Urban Agriculture is becoming increasingly popular and touted as a resilience building tool for urban areas seeking a transition to a more sustainable, local food system. However, urban soils contamination is a major limiting factor to the scaling up of urban agriculture practices. There is a need for research of the local soils in the East Bay to find out what the common contaminants are and what health risks these contaminants pose to current and future urban agriculture
practitioners, as well as consumers of produced grown in the surrounding cities. This presentation and panel highlights three current hyper-localized urban soils research projects. The researchers will also speak on a panel about their work.
Healing From The Ground Up: Soil Testing, Storytelling, and Ecological Restoration in Richmond, CA
Ellie Lum and Josh Arnold
Healing from the Ground Up is a community based, participatory educational project whose mission is to assess and map the state of soil health in the city of Richmond, California, for the purposes of empowering communities with necessary tools to reclaim urban soils for agriculture and health.
The Student Organic Garden Association: Heavy Metal Synopsis
Sara Cate Jones and Matthew Duffett
In the spring semester of 2014 a group of students from UC Berkeley’s Biology 1B course submitted a research paper on metalloid contaminants within the soil of the UC Berkeley Student Organic Gardening Association’s (SOGA) student-run garden. The garden, located on university property at the corner of Virginia and Walnut Street in North Berkeley, serves both local community members as well as UC Berkeley students by providing a space for education in food justice and sustainable organic gardening grounded in hands-on experience. SOGA garden managers researched the potential health risks of their soil contamination and developed educational garden protocols for continued garden practices at The Student Organic Garden. They will present their research on this.

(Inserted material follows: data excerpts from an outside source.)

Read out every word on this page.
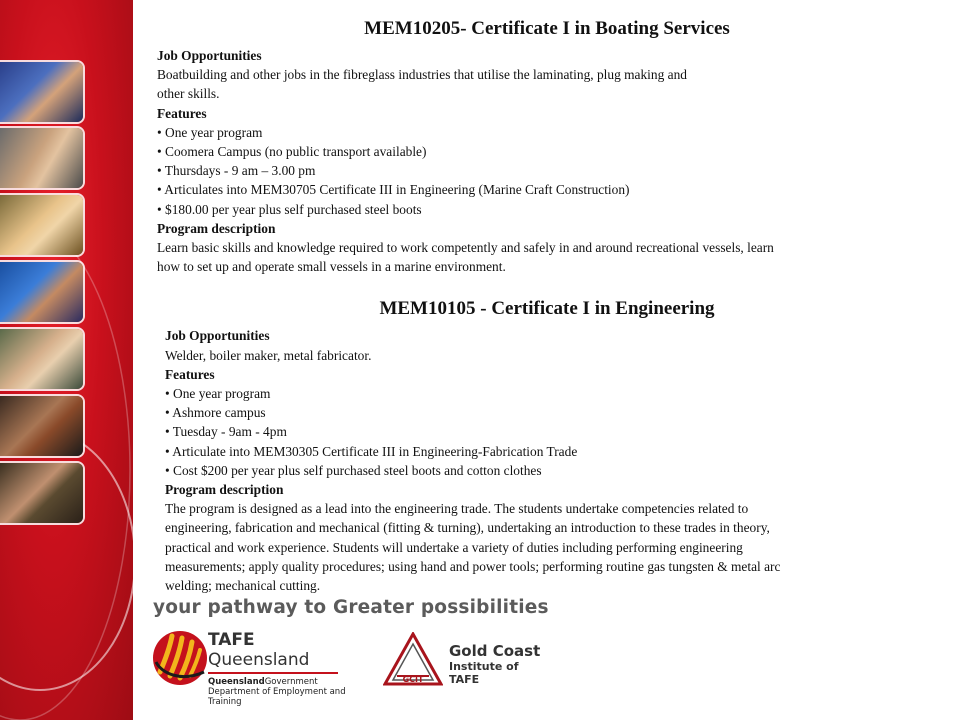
MEM10205- Certificate I in Boating Services
Job Opportunities
Boatbuilding and other jobs in the fibreglass industries that utilise the laminating, plug making and
other skills.
Features
• One year program
• Coomera Campus (no public transport available)
• Thursdays - 9 am – 3.00 pm
• Articulates into MEM30705 Certificate III in Engineering (Marine Craft Construction)
• $180.00 per year plus self purchased steel boots
Program description
Learn basic skills and knowledge required to work competently and safely in and around recreational vessels, learn
how to set up and operate small vessels in a marine environment.
MEM10105 - Certificate I in Engineering
Job Opportunities
Welder, boiler maker, metal fabricator.
Features
• One year program
• Ashmore campus
• Tuesday - 9am - 4pm
• Articulate into MEM30305 Certificate III in Engineering-Fabrication Trade
• Cost $200 per year plus self purchased steel boots and cotton clothes
Program description
The program is designed as a lead into the engineering trade. The students undertake competencies related to
engineering, fabrication and mechanical (fitting & turning), undertaking an introduction to these trades in theory,
practical and work experience. Students will undertake a variety of duties including performing engineering
measurements; apply quality procedures; using hand and power tools; performing routine gas tungsten & metal arc
welding; mechanical cutting.
your pathway to Greater possibilities
TAFE Queensland
QueenslandGovernment
Department of Employment and Training
GCIT
Gold Coast
Institute of TAFE
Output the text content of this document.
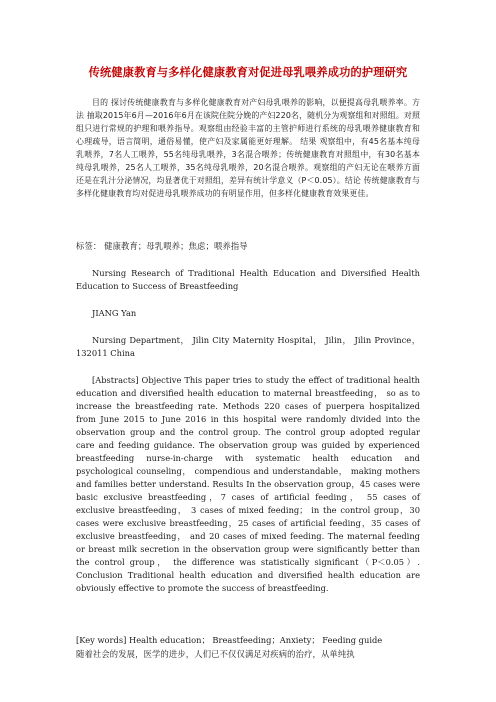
传统健康教育与多样化健康教育对促进母乳喂养成功的护理研究

目的 探讨传统健康教育与多样化健康教育对产妇母乳喂养的影响，以便提高母乳喂养率。方法 抽取2015年6月—2016年6月在该院住院分娩的产妇220名，随机分为观察组和对照组。对照组只进行常规的护理和喂养指导。观察组由经验丰富的主管护师进行系统的母乳喂养健康教育和心理疏导，语言简明，通俗易懂，使产妇及家属能更好理解。 结果 观察组中，有45名基本纯母乳喂养，7名人工喂养，55名纯母乳喂养，3名混合喂养；传统健康教育对照组中，有30名基本纯母乳喂养，25名人工喂养，35名纯母乳喂养，20名混合喂养。观察组的产妇无论在喂养方面还是在乳汁分泌情况，均显著优于对照组，差异有统计学意义（P＜0.05）。结论 传统健康教育与多样化健康教育均对促进母乳喂养成功的有明显作用，但多样化健康教育效果更佳。

标签： 健康教育；母乳喂养；焦虑；喂养指导
Nursing Research of Traditional Health Education and Diversified Health
Education to Success of Breastfeeding
JIANG Yan
Nursing Department， Jilin City Maternity Hospital， Jilin， Jilin Province，
132011 China

[Abstracts] Objective This paper tries to study the effect of traditional health education and diversified health education to maternal breastfeeding， so as to increase the breastfeeding rate. Methods 220 cases of puerpera hospitalized from June 2015 to June 2016 in this hospital were randomly divided into the observation group and the control group. The control group adopted regular care and feeding guidance. The observation group was guided by experienced breastfeeding nurse-in-charge with systematic health education and psychological counseling， compendious and understandable， making mothers and families better understand. Results In the observation group，45 cases were basic exclusive breastfeeding，7 cases of artificial feeding， 55 cases of exclusive breastfeeding， 3 cases of mixed feeding； in the control group，30 cases were exclusive breastfeeding，25 cases of artificial feeding，35 cases of exclusive breastfeeding， and 20 cases of mixed feeding. The maternal feeding or breast milk secretion in the observation group were significantly better than the control group， the difference was statistically significant（P＜0.05）. Conclusion Traditional health education and diversified health education are obviously effective to promote the success of breastfeeding.

[Key words] Health education； Breastfeeding；Anxiety； Feeding guide
随着社会的发展，医学的进步，人们已不仅仅满足对疾病的治疗，从单纯执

Santa Fe Right-of-Way (SFROW): Soil Remediation
Sarick is researching arsenic phytoremediation using the Chinese brake fern, Pteris vittata. He is interested in helping turn underutilized urban space into food production zones, and sees researching soil remediation as an important part of this process. Sarick is seeking ways to promote P. vittata arsenic accumulation using soil amendments. He is also investigating the potential negative effects of lead on fern arsenic uptake. With this research, Sarick hopes to develop protocols for simultaneous remediation of soils contaminated with lead and arsenic – common co-contaminants in urban as well as rural soils. His work is centered around field studies conducted at the Santa Fe Right of Way (SFROW), an out-of-service railroad bed in South Berkeley, where arsenic contamination postponed plans to establish a community orchard. Partnering with Sarick's research at the SFROW field site are several community organizations, including Berkeley's Ecology Center and the Spiral Gardens Community Food Security Project.
Please join us for a reception after the event.